DeepSeek R1.8b supports up to 65,536 tokens of context. Openthinker 7B supports up to 32,768 tokens. DeepSeek R1.8b has the larger window by a factor of 2.0x, which matters for long-document RAG, multi-turn agent sessions, and tasks that need to keep an entire codebase in working memory.

Do DeepSeek R1.8b and Openthinker 7B both support tool calling?

Yes — both DeepSeek R1.8b and Openthinker 7B support native function calling. Both also support structured output via JSON schema, so an agent can be ported between them with the same tool definitions.

When should I choose DeepSeek R1.8b over Openthinker 7B?

Your workload needs long context — DeepSeek R1.8b fits 65,536 tokens versus the other model's 32,768, enough headroom for full books, large codebases, or 100+ page documents in one shot.

When should I choose Openthinker 7B over DeepSeek R1.8b?

You're cost-sensitive at scale — Openthinker 7B runs ~23% cheaper on a blended in+out token mix, compounding into thousands of dollars per month at production volume.

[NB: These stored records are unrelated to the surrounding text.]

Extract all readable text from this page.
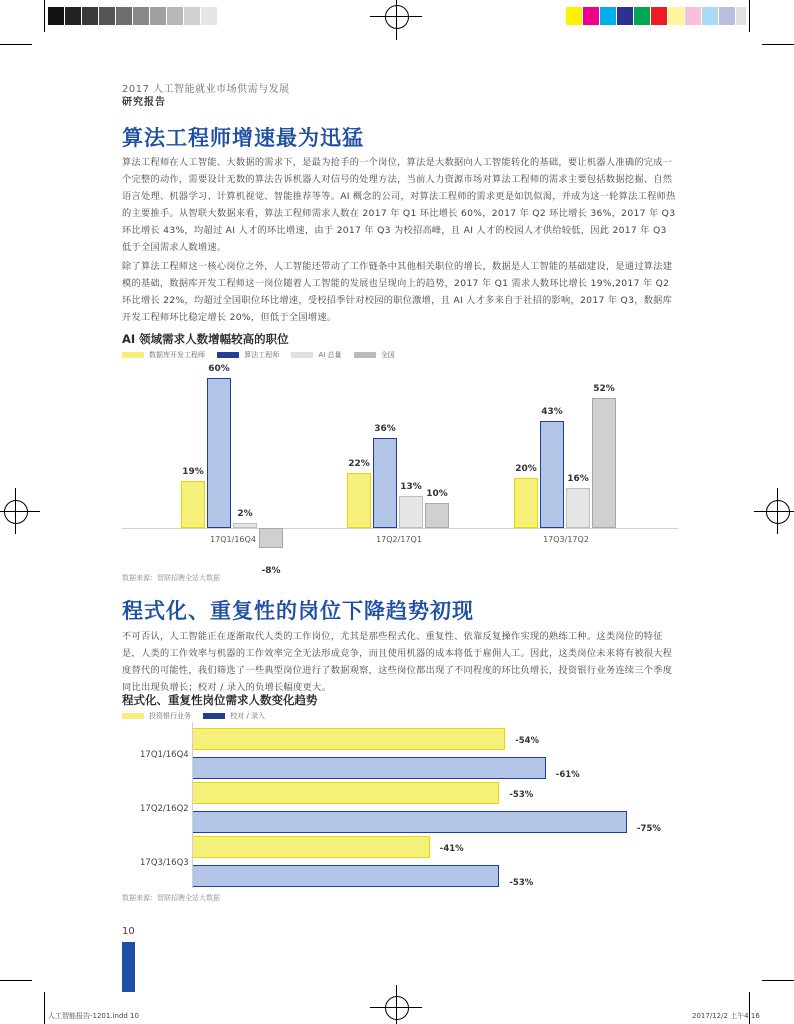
2017 人工智能就业市场供需与发展
研究报告
算法工程师增速最为迅猛

算法工程师在人工智能、大数据的需求下，是最为抢手的一个岗位，算法是大数据向人工智能转化的基础，要让机器人准确的完成一个完整的动作，需要设计无数的算法告诉机器人对信号的处理方法，当前人力资源市场对算法工程师的需求主要包括数据挖掘、自然语言处理、机器学习、计算机视觉、智能推荐等等。AI 概念的公司，对算法工程师的需求更是如饥似渴，并成为这一轮算法工程师热的主要推手。从智联大数据来看，算法工程师需求人数在 2017 年 Q1 环比增长 60%，2017 年 Q2 环比增长 36%，2017 年 Q3 环比增长 43%，均超过 AI 人才的环比增速，由于 2017 年 Q3 为校招高峰，且 AI 人才的校园人才供给较低，因此 2017 年 Q3 低于全国需求人数增速。

除了算法工程师这一核心岗位之外，人工智能还带动了工作链条中其他相关职位的增长，数据是人工智能的基础建设，是通过算法建模的基础，数据库开发工程师这一岗位随着人工智能的发展也呈现向上的趋势，2017 年 Q1 需求人数环比增长 19%,2017 年 Q2 环比增长 22%，均超过全国职位环比增速，受校招季针对校园的职位激增，且 AI 人才多来自于社招的影响，2017 年 Q3，数据库开发工程师环比稳定增长 20%，但低于全国增速。

AI 领域需求人数增幅较高的职位
数据库开发工程师	算法工程师	AI 总量	全国
19%
60%
2%
-8%
17Q1/16Q4
22%
36%
13%
10%
17Q2/17Q1
20%
43%
16%
52%
17Q3/17Q2
数据来源：智联招聘全站大数据
程式化、重复性的岗位下降趋势初现

不可否认，人工智能正在逐渐取代人类的工作岗位，尤其是那些程式化、重复性、依靠反复操作实现的熟练工种。这类岗位的特征是，人类的工作效率与机器的工作效率完全无法形成竞争，而且使用机器的成本将低于雇佣人工。因此，这类岗位未来将有被很大程度替代的可能性，我们筛选了一些典型岗位进行了数据观察，这些岗位都出现了不同程度的环比负增长，投资银行业务连续三个季度同比出现负增长；校对 / 录入的负增长幅度更大。

程式化、重复性岗位需求人数变化趋势
投资银行业务	校对 / 录入
-54%
-61%
17Q1/16Q4
-53%
-75%
17Q2/16Q2
-41%
-53%
17Q3/16Q3
数据来源：智联招聘全站大数据
10
人工智能报告-1201.indd 10	2017/12/2 上午4:16
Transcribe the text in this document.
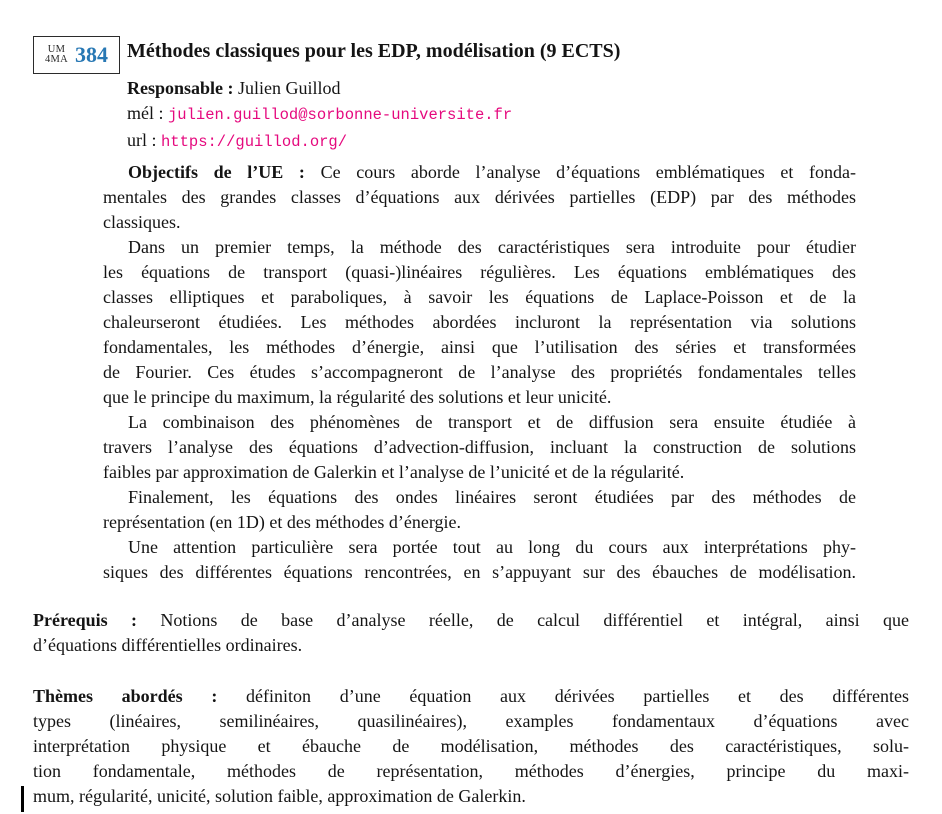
UM
4MA 384 Méthodes classiques pour les EDP, modélisation (9 ECTS)
Responsable : Julien Guillod
mél : julien.guillod@sorbonne-universite.fr
url : https://guillod.org/
Objectifs de l’UE : Ce cours aborde l’analyse d’équations emblématiques et fonda-
mentales des grandes classes d’équations aux dérivées partielles (EDP) par des méthodes
classiques.
Dans un premier temps, la méthode des caractéristiques sera introduite pour étudier
les équations de transport (quasi-)linéaires régulières. Les équations emblématiques des
classes elliptiques et paraboliques, à savoir les équations de Laplace-Poisson et de la
chaleurseront étudiées. Les méthodes abordées incluront la représentation via solutions
fondamentales, les méthodes d’énergie, ainsi que l’utilisation des séries et transformées
de Fourier. Ces études s’accompagneront de l’analyse des propriétés fondamentales telles
que le principe du maximum, la régularité des solutions et leur unicité.
La combinaison des phénomènes de transport et de diffusion sera ensuite étudiée à
travers l’analyse des équations d’advection-diffusion, incluant la construction de solutions
faibles par approximation de Galerkin et l’analyse de l’unicité et de la régularité.
Finalement, les équations des ondes linéaires seront étudiées par des méthodes de
représentation (en 1D) et des méthodes d’énergie.
Une attention particulière sera portée tout au long du cours aux interprétations phy-
siques des différentes équations rencontrées, en s’appuyant sur des ébauches de modélisation.
Prérequis : Notions de base d’analyse réelle, de calcul différentiel et intégral, ainsi que
d’équations différentielles ordinaires.
Thèmes abordés : définiton d’une équation aux dérivées partielles et des différentes
types (linéaires, semilinéaires, quasilinéaires), examples fondamentaux d’équations avec
interprétation physique et ébauche de modélisation, méthodes des caractéristiques, solu-
tion fondamentale, méthodes de représentation, méthodes d’énergies, principe du maxi-
mum, régularité, unicité, solution faible, approximation de Galerkin.
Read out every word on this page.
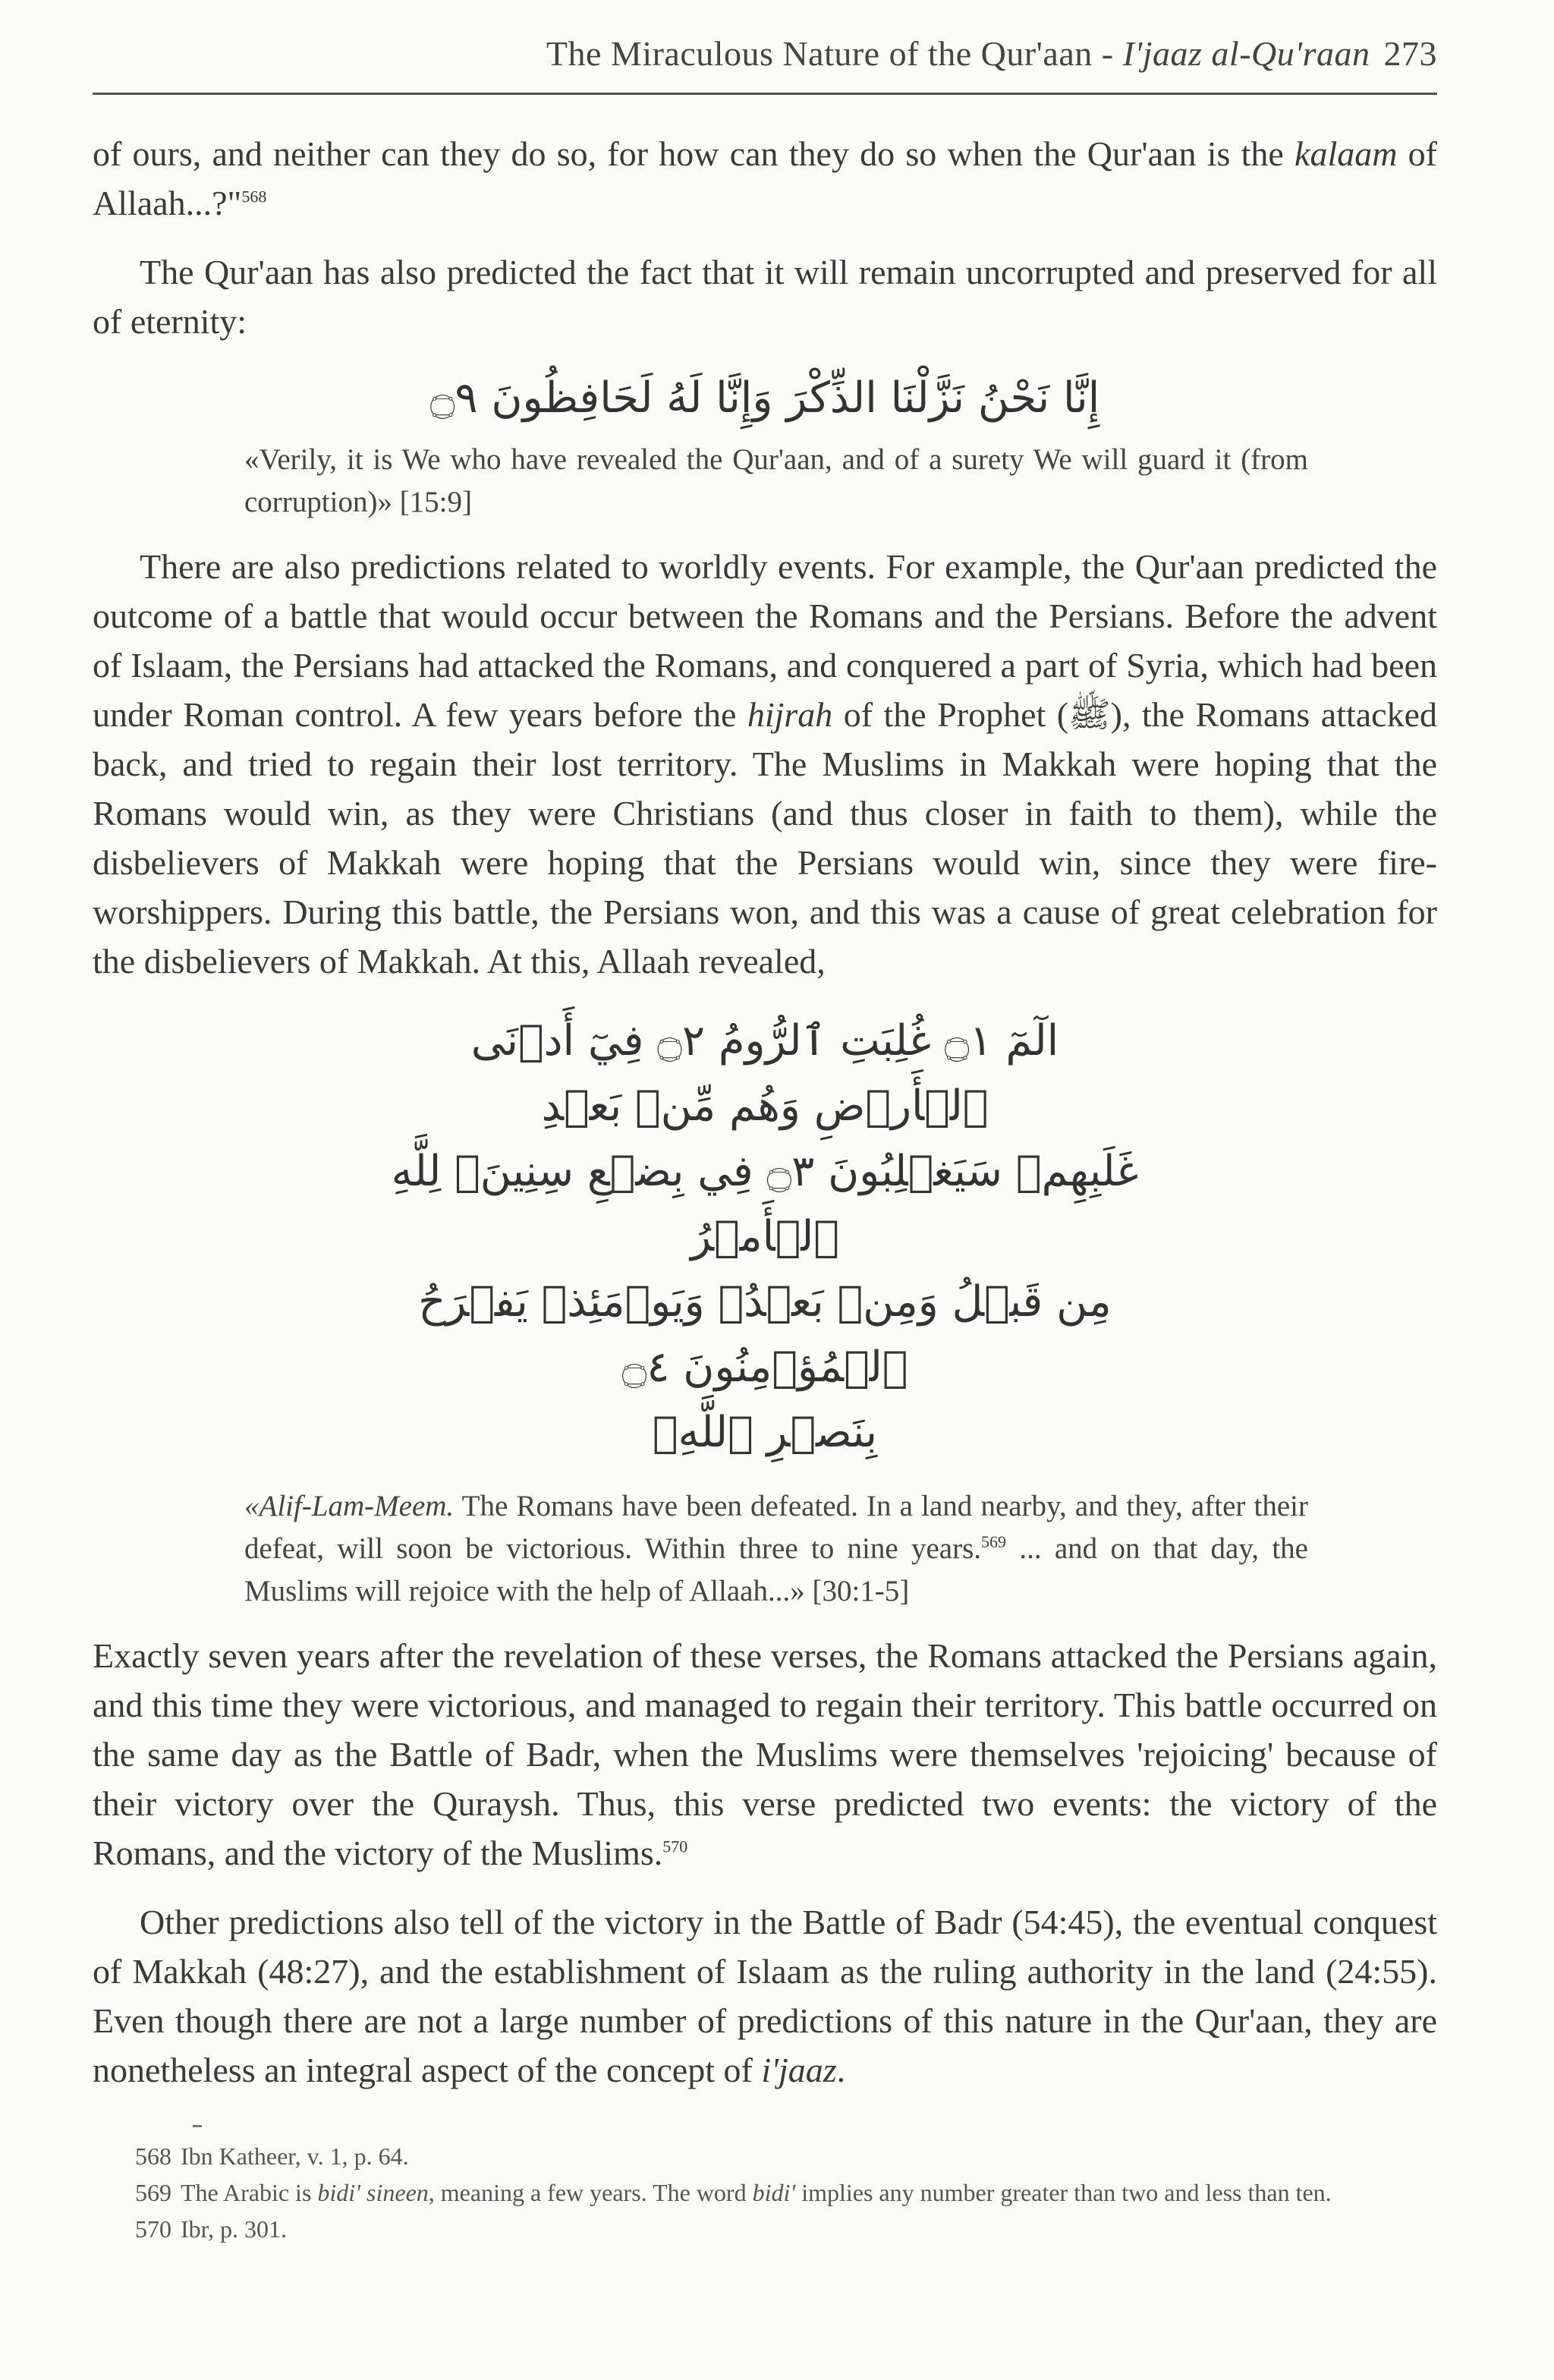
The Miraculous Nature of the Qur'aan - I'jaaz al-Qu'raan 273

of ours, and neither can they do so, for how can they do so when the Qur'aan is the kalaam of Allaah...?"$^{568}$

The Qur'aan has also predicted the fact that it will remain uncorrupted and preserved for all of eternity:

إِنَّا نَحْنُ نَزَّلْنَا الذِّكْرَ وَإِنَّا لَهُ لَحَافِظُونَ ۝٩

«Verily, it is We who have revealed the Qur'aan, and of a surety We will guard it (from corruption)» [15:9]

There are also predictions related to worldly events. For example, the Qur'aan predicted the outcome of a battle that would occur between the Romans and the Persians. Before the advent of Islaam, the Persians had attacked the Romans, and conquered a part of Syria, which had been under Roman control. A few years before the hijrah of the Prophet (ﷺ), the Romans attacked back, and tried to regain their lost territory. The Muslims in Makkah were hoping that the Romans would win, as they were Christians (and thus closer in faith to them), while the disbelievers of Makkah were hoping that the Persians would win, since they were fire-worshippers. During this battle, the Persians won, and this was a cause of great celebration for the disbelievers of Makkah. At this, Allaah revealed,

الٓمٓ ۝١ غُلِبَتِ ٱلرُّومُ ۝٢ فِيٓ أَدۡنَى ٱلۡأَرۡضِ وَهُم مِّنۢ بَعۡدِ
غَلَبِهِمۡ سَيَغۡلِبُونَ ۝٣ فِي بِضۡعِ سِنِينَۗ لِلَّهِ ٱلۡأَمۡرُ
مِن قَبۡلُ وَمِنۢ بَعۡدُۚ وَيَوۡمَئِذٖ يَفۡرَحُ ٱلۡمُؤۡمِنُونَ ۝٤
بِنَصۡرِ ٱللَّهِۚ

«Alif-Lam-Meem. The Romans have been defeated. In a land nearby, and they, after their defeat, will soon be victorious. Within three to nine years.$^{569}$ ... and on that day, the Muslims will rejoice with the help of Allaah...» [30:1-5]

Exactly seven years after the revelation of these verses, the Romans attacked the Persians again, and this time they were victorious, and managed to regain their territory. This battle occurred on the same day as the Battle of Badr, when the Muslims were themselves 'rejoicing' because of their victory over the Quraysh. Thus, this verse predicted two events: the victory of the Romans, and the victory of the Muslims.$^{570}$

Other predictions also tell of the victory in the Battle of Badr (54:45), the eventual conquest of Makkah (48:27), and the establishment of Islaam as the ruling authority in the land (24:55). Even though there are not a large number of predictions of this nature in the Qur'aan, they are nonetheless an integral aspect of the concept of i'jaaz.

568 Ibn Katheer, v. 1, p. 64.

569 The Arabic is bidi' sineen, meaning a few years. The word bidi' implies any number greater than two and less than ten.

570 Ibr, p. 301.
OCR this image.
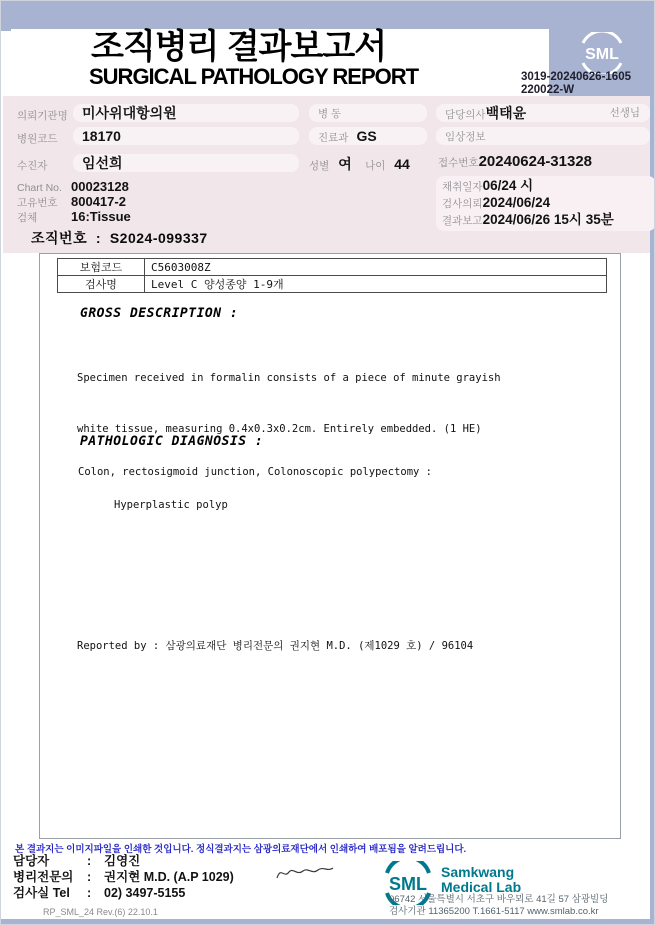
조직병리 결과보고서
SURGICAL PATHOLOGY REPORT
SML
3019-20240626-1605
220022-W
의뢰기관명	미사위대항의원
병원코드	18170
수진자	임선희
Chart No. 00023128
고유번호 800417-2
검체	16:Tissue
조직번호 : S2024-099337
병 동
진료과 GS
성별 여 나이 44
담당의사백태윤	선생님
임상정보
접수번호20240624-31328
채취일자06/24 시
검사의뢰2024/06/24
결과보고2024/06/26 15시 35분
보험코드	C5603008Z
검사명	Level C 양성종양 1-9개
GROSS DESCRIPTION :

Specimen received in formalin consists of a piece of minute grayish

white tissue, measuring 0.4x0.3x0.2cm. Entirely embedded. (1 HE)

PATHOLOGIC DIAGNOSIS :
Colon, rectosigmoid junction, Colonoscopic polypectomy :
Hyperplastic polyp
Reported by : 삼광의료재단 병리전문의 권지현 M.D. (제1029 호) / 96104
본 결과지는 이미지파일을 인쇄한 것입니다. 정식결과지는 삼광의료재단에서 인쇄하여 배포됨을 알려드립니다.
담당자	: 김영진
병리전문의	: 권지현 M.D. (A.P 1029)
검사실 Tel	: 02) 3497-5155
RP_SML_24 Rev.(6) 22.10.1
SML
Samkwang
Medical Lab
06742 서울특별시 서초구 바우뫼로 41길 57 삼광빌딩
검사기관 11365200 T.1661-5117 www.smlab.co.kr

How do I A/B test DeepSeek R1.8b against Openthinker 7B in production?

Route both through an OpenAI-compatible gateway like Future AGI Agent Command Center with shadow mode enabled. Send 100% of traffic to your primary model, mirror 10–20% to the candidate, score every response with an evaluator (faithfulness, tool-call correctness, response time), and compare cohort-level metrics for two weeks. Switch when the candidate wins on the metrics that matter to your workload and stays within your latency budget.